In an "interview" with Aphrodite, published in Ultra #2, reveals that Aphrodite always had super-human powers, and apparently comes by these powers naturally. Based on the what is revealed through various hints dropped in the Ultra miniseries, Aphrodite may actually be related to real Greco-Roman gods. She may even be the actual Aphrodite of Greco-Roman myth. The "information" revealed by her publicists and interviews about her being born in the United States but raised in Italy could be intentional subterfuge on her part, a ruse to establish a contemporary, human identity rather than reveal her true nature. Aphrodite certainly seems to be living up to the traditional Aphrodite's reputation as a goddess of sensuality, love and romantic passion. Aphrodite's key characteristic is that she is obsessed with love and sex. This aspect of Aphrodite's personality becomes a major plot point at many times in Ultra, playing into the way she pressures her friend about her long-single, non-dating status. Aphrodite encourages Ultra to look for her "true love," or at least a good romp.

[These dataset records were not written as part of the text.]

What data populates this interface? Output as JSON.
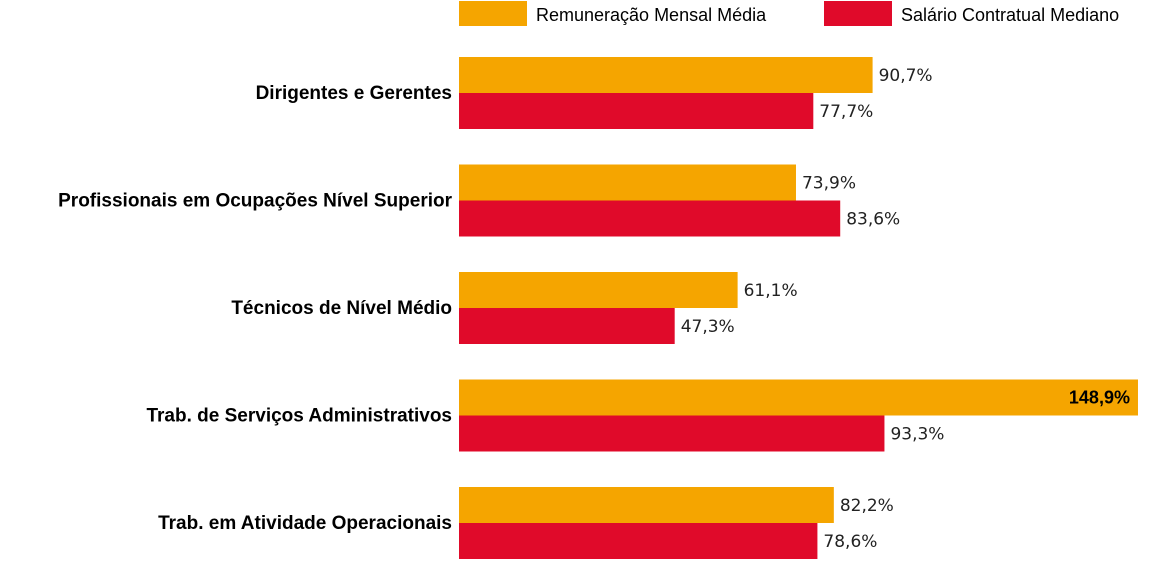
{
  "chart_data": {
    "type": "bar",
    "orientation": "horizontal",
    "categories": [
      "Dirigentes e Gerentes",
      "Profissionais em Ocupações Nível Superior",
      "Técnicos de Nível Médio",
      "Trab. de Serviços Administrativos",
      "Trab. em Atividade Operacionais"
    ],
    "series": [
      {
        "name": "Remuneração Mensal Média",
        "color": "#f5a500",
        "values": [
          90.7,
          73.9,
          61.1,
          148.9,
          82.2
        ],
        "labels": [
          "90,7%",
          "73,9%",
          "61,1%",
          "148,9%",
          "82,2%"
        ]
      },
      {
        "name": "Salário Contratual Mediano",
        "color": "#e00a2a",
        "values": [
          77.7,
          83.6,
          47.3,
          93.3,
          78.6
        ],
        "labels": [
          "77,7%",
          "83,6%",
          "47,3%",
          "93,3%",
          "78,6%"
        ]
      }
    ],
    "xlim": [
      0,
      150
    ],
    "grid": false,
    "legend_position": "top-right"
  }
}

In the Ultra series, Aphrodite represents the desire for love, sex and beauty. Aphrodite is a positively portrayed, strong, successful, fun-loving character. But sometimes Aphrodite's focus on these aspects of her life appear obsessive, even pitiful. She is, like the classical Greco-Roman goddess, an embodiment of an aspect of human nature, including both is positive and negative ramifications. Aphrodite is identified as "open-minded", but also "promiscuous" and shallow. At one point, conflict over the differences in their lifestyles erupts, as Ultra berates Aphrodite for being a whore. Ultra accuses Aphrodite of pressuring her to act the same way, so that she can feel better about herself. This is quite a fight, during which Ultra aptly points out that Aphrodite does not represent balanced, normal or healthy attitudes toward love and sexuality. But the friendship between Aphrodite and Ultra is strong, and they apologize to each other and make up soon thereafter.
Aphrodite is the second most important character in the Ultra miniseries, but the focus is clearly on the title character herself (Ultra), and we are left to speculate about the true nature of Aphrodite. She may:
1) simply work for a company named "Olympus Inc." and dress up as "Aphrodite"; the fact that her personality embodies the concerns of the mythological Aphrodite is a coincidence
2) or she is somehow descended from the Greco-Roman mythological gods, in which case Greco-Roman classical religion is part of her family heritage
3) or she is actually the real "Aphrodite", goddess of love and beauty spoken of in Greco-Roman mythology.
Which of these possibilities best describes Aphrodite might be left to the reader to decide. But whichever theory is most accurate, Aphrodite's religious affiliation is best described as Greco-Roman classical religion.